Department of Biostatistics and Computational Biology, University of Rochester Medical Center, Rochester, NY, USA.
Immunology and Microbiology, University of Rochester Medical Center, Rochester, NY, USA.
J Transl Med. 2023 Mar 4;21(1):172. doi: 10.1186/s12967-023-03997-9.
Suboptimal maternal oral health during pregnancy is potentially associated with adverse birth outcomes and increased dental caries risks in children. This study aimed to assess the oral microbiome and immune response following an innovative clinical regimen, Prenatal Total Oral Rehabilitation (PTOR), that fully restores women's oral health to a "disease-free status" before delivery.
This prospective cohort study assessed 15 pregnant women at baseline and 3 follow-up visits (1 week, 2 weeks, and 2 months) after receiving PTOR. The salivary and supragingival plaque microbiomes were analyzed using metagenomic sequencing. Multiplexed Luminex cytokine assays were performed to examine immune response following PTOR. The association between salivary immune markers and oral microbiome was further examined.

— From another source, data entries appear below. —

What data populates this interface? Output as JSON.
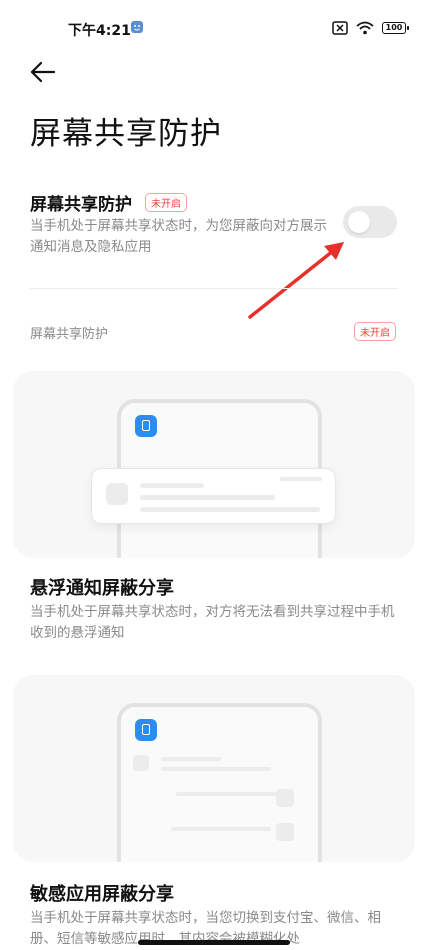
{
  "status_bar": {
    "time": "下午4:21",
    "battery": "100"
  },
  "page": {
    "title": "屏幕共享防护"
  },
  "setting": {
    "title": "屏幕共享防护",
    "badge": "未开启",
    "description": "当手机处于屏幕共享状态时，为您屏蔽向对方展示通知消息及隐私应用",
    "enabled": false
  },
  "section": {
    "header": "屏幕共享防护",
    "badge": "未开启"
  },
  "features": [
    {
      "title": "悬浮通知屏蔽分享",
      "description": "当手机处于屏幕共享状态时，对方将无法看到共享过程中手机收到的悬浮通知"
    },
    {
      "title": "敏感应用屏蔽分享",
      "description": "当手机处于屏幕共享状态时，当您切换到支付宝、微信、相册、短信等敏感应用时，其内容会被模糊化处"
    }
  ],
  "colors": {
    "accent_red": "#e8453c",
    "toggle_off": "#e9e9e9",
    "icon_blue": "#2e8bf0"
  }
}
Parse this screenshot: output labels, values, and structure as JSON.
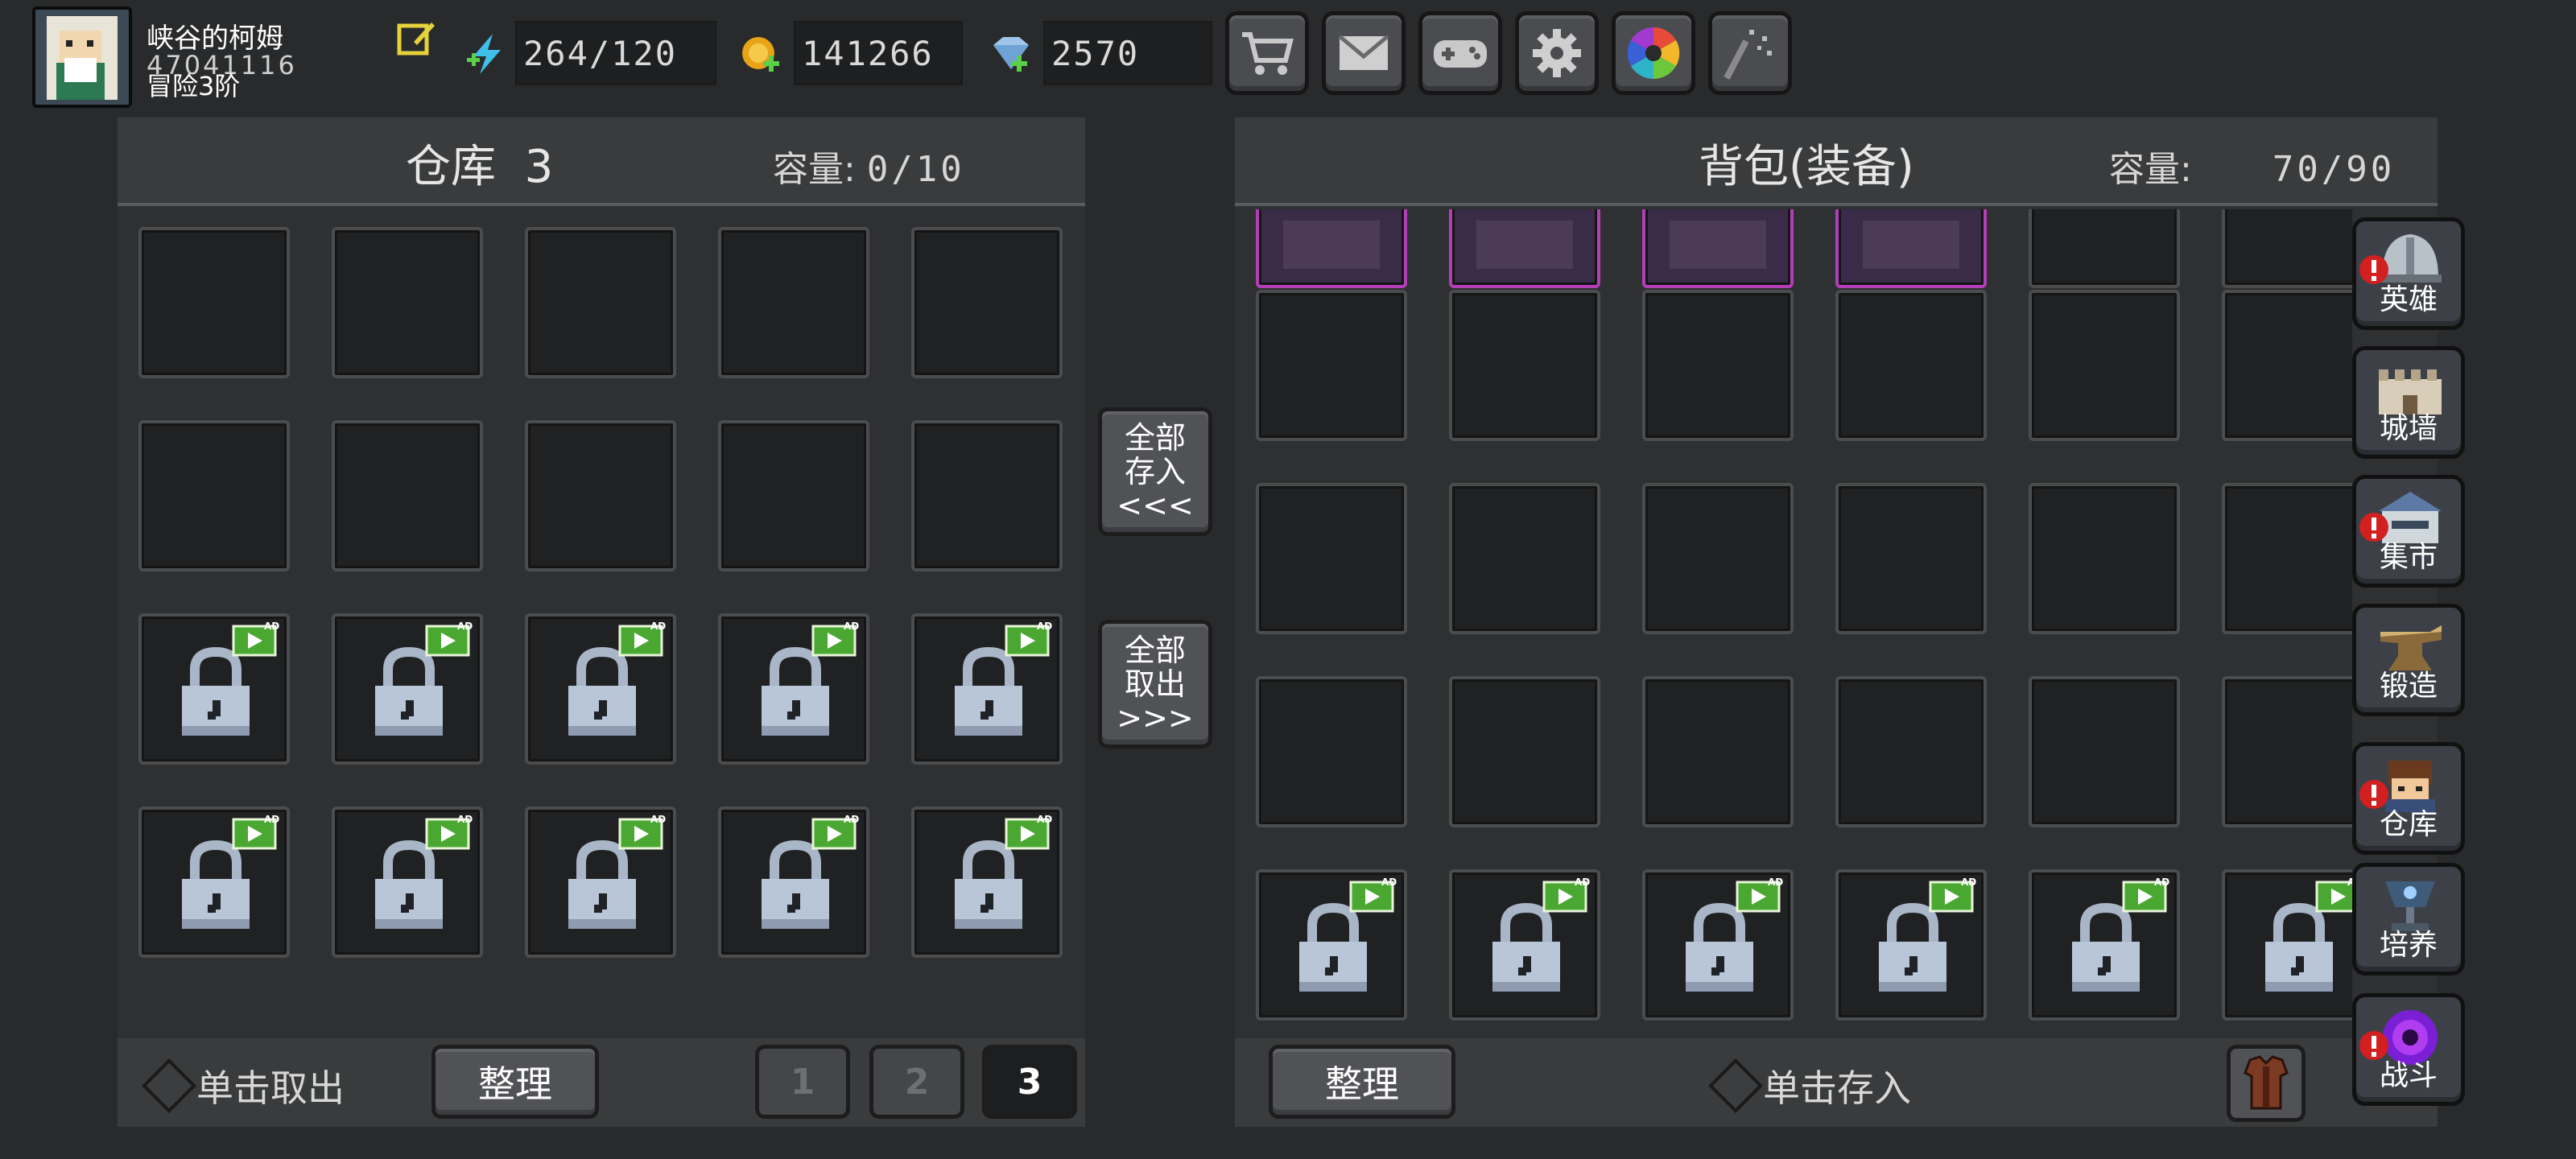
{
  "player": {
    "name": "峡谷的柯姆",
    "id": "47041116",
    "level": "冒险3阶"
  },
  "resources": {
    "energy": "264/120",
    "gold": "141266",
    "gems": "2570"
  },
  "toolbar": {
    "icons": [
      "cart-icon",
      "mail-icon",
      "gamepad-icon",
      "gear-icon",
      "color-wheel-icon",
      "sparkle-icon"
    ]
  },
  "warehouse": {
    "title": "仓库",
    "page": "3",
    "capacity_label": "容量:",
    "capacity_value": "0/10",
    "hint": "单击取出",
    "sort_label": "整理",
    "pages": [
      "1",
      "2",
      "3"
    ],
    "active_page": "3"
  },
  "transfer": {
    "deposit_all": [
      "全部",
      "存入",
      "<<<"
    ],
    "withdraw_all": [
      "全部",
      "取出",
      ">>>"
    ]
  },
  "backpack": {
    "title": "背包(装备)",
    "capacity_label": "容量:",
    "capacity_value": "70/90",
    "sort_label": "整理",
    "hint": "单击存入"
  },
  "nav": [
    {
      "label": "英雄",
      "icon": "helmet-icon",
      "alert": true
    },
    {
      "label": "城墙",
      "icon": "wall-icon",
      "alert": false
    },
    {
      "label": "集市",
      "icon": "market-icon",
      "alert": true
    },
    {
      "label": "锻造",
      "icon": "anvil-icon",
      "alert": false
    },
    {
      "label": "仓库",
      "icon": "merchant-icon",
      "alert": true
    },
    {
      "label": "培养",
      "icon": "chalice-icon",
      "alert": false
    },
    {
      "label": "战斗",
      "icon": "portal-icon",
      "alert": true
    }
  ],
  "colors": {
    "background": "#292a2b",
    "panel": "#2f3031",
    "rare_border": "#b23fb8",
    "alert": "#d21f1f",
    "ad_green": "#4aa832"
  }
}
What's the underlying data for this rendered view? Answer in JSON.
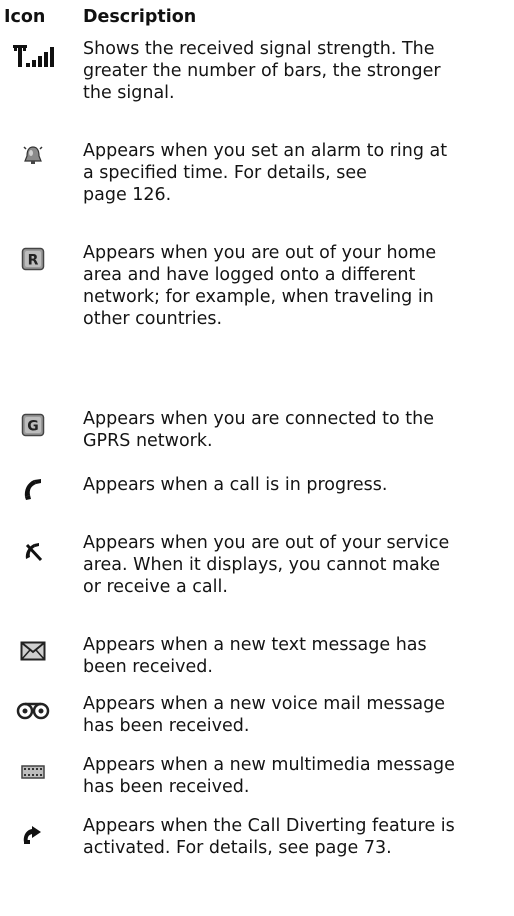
{
  "header": {
    "icon_col": "Icon",
    "desc_col": "Description"
  },
  "rows": [
    {
      "icon": "signal-strength-icon",
      "lines": [
        "Shows the received signal strength. The",
        "greater the number of bars, the stronger",
        "the signal."
      ]
    },
    {
      "icon": "alarm-bell-icon",
      "lines": [
        "Appears when you set an alarm to ring at",
        "a specified time. For details, see",
        "page 126."
      ]
    },
    {
      "icon": "roaming-r-icon",
      "lines": [
        "Appears when you are out of your home",
        "area and have logged onto a different",
        "network; for example, when traveling in",
        "other countries."
      ]
    },
    {
      "icon": "gprs-g-icon",
      "lines": [
        "Appears when you are connected to the",
        "GPRS network."
      ]
    },
    {
      "icon": "call-in-progress-icon",
      "lines": [
        "Appears when a call is in progress."
      ]
    },
    {
      "icon": "no-service-icon",
      "lines": [
        "Appears when you are out of your service",
        "area. When it displays, you cannot make",
        "or receive a call."
      ]
    },
    {
      "icon": "envelope-icon",
      "lines": [
        "Appears when a new text message has",
        "been received."
      ]
    },
    {
      "icon": "voicemail-icon",
      "lines": [
        "Appears when a new voice mail message",
        "has been received."
      ]
    },
    {
      "icon": "multimedia-message-icon",
      "lines": [
        "Appears when a new multimedia message",
        "has been received."
      ]
    },
    {
      "icon": "call-divert-icon",
      "lines": [
        "Appears when the Call Diverting feature is",
        "activated. For details, see page 73."
      ]
    }
  ]
}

PTOR was associated with a reduction of periodontal pathogens in plaque, for instance, a lower relative abundance of Tannerella forsythia and Treponema denticola at 2 weeks compared to the baseline (p < 0.05). The alpha diversity of plaque microbial community was significantly reduced at the 1-week follow-up (p < 0.05). Furthermore, we observed significant changes in the Actinomyces defective-associated carbohydrate degradation pathway and Streptococcus Gordonii-associated fatty acid biosynthesis pathway. Two immune markers related to adverse birth outcomes significantly differed between baseline and follow-up. ITAC, negatively correlated with preeclampsia severity, significantly increased at 1-week follow-up; MCP-1, positively correlated with gestational age, was elevated at 1-week follow-up. Association modeling between immune markers and microbiome further revealed specific oral microorganisms that are potentially correlated with the host immune response.
PTOR is associated with alteration of the oral microbiome and immune response among a cohort of underserved US pregnant women. Future randomized clinical trials are warranted to comprehensively assess the impact of PTOR on maternal oral flora, birth outcomes, and their offspring's oral health.
孕妇口腔健康状况不佳可能与不良分娩结局和儿童龋齿风险增加有关。本研究旨在评估一种创新的临床方案——产前全面口腔康复(PTOR)后口腔微生物组和免疫反应,该方案可在分娩前将女性的口腔健康完全恢复到“无疾病状态”。
本前瞻性队列研究在基线时评估了 15 名孕妇,并在接受 PTOR 后进行了 3 次随访(1 周、2 周和 2 个月)。使用宏基因组测序分析唾液和龈上菌斑微生物组。通过多重 Luminex 细胞因子测定法检测 PTOR 后免疫反应。进一步检查唾液免疫标志物与口腔微生物组之间的关联。
PTOR 与菌斑中牙周病原体的减少有关,例如,与基线相比,2 周时坦纳拉福赛思氏菌和牙髓密螺旋体的相对丰度降低(p<0.05)。菌斑微生物群落的 alpha 多样性在 1 周随访时显著降低(p<0.05)。此外,我们观察到 Actinomyces defective 相关碳水化合物降解途径和 Streptococcus Gordonii 相关脂肪酸生物合成途径的显著变化。与不良分娩结局相关的两个免疫标志物在基线和随访之间有显著差异。与子痫前期严重程度呈负相关的 ITAC 在 1 周随访时显著增加;与胎龄呈正相关的 MCP-1 在 1 周随访时升高。免疫标志物与微生物组之间的关联模型进一步显示,特定的口腔微生物可能与宿主免疫反应相关。
PTOR 与美国未得到充分服务的孕妇队列的口腔微生物组和免疫反应改变有关。需要进行随机临床试验来全面评估 PTOR 对产妇口腔菌群、分娩结局及其后代口腔健康的影响。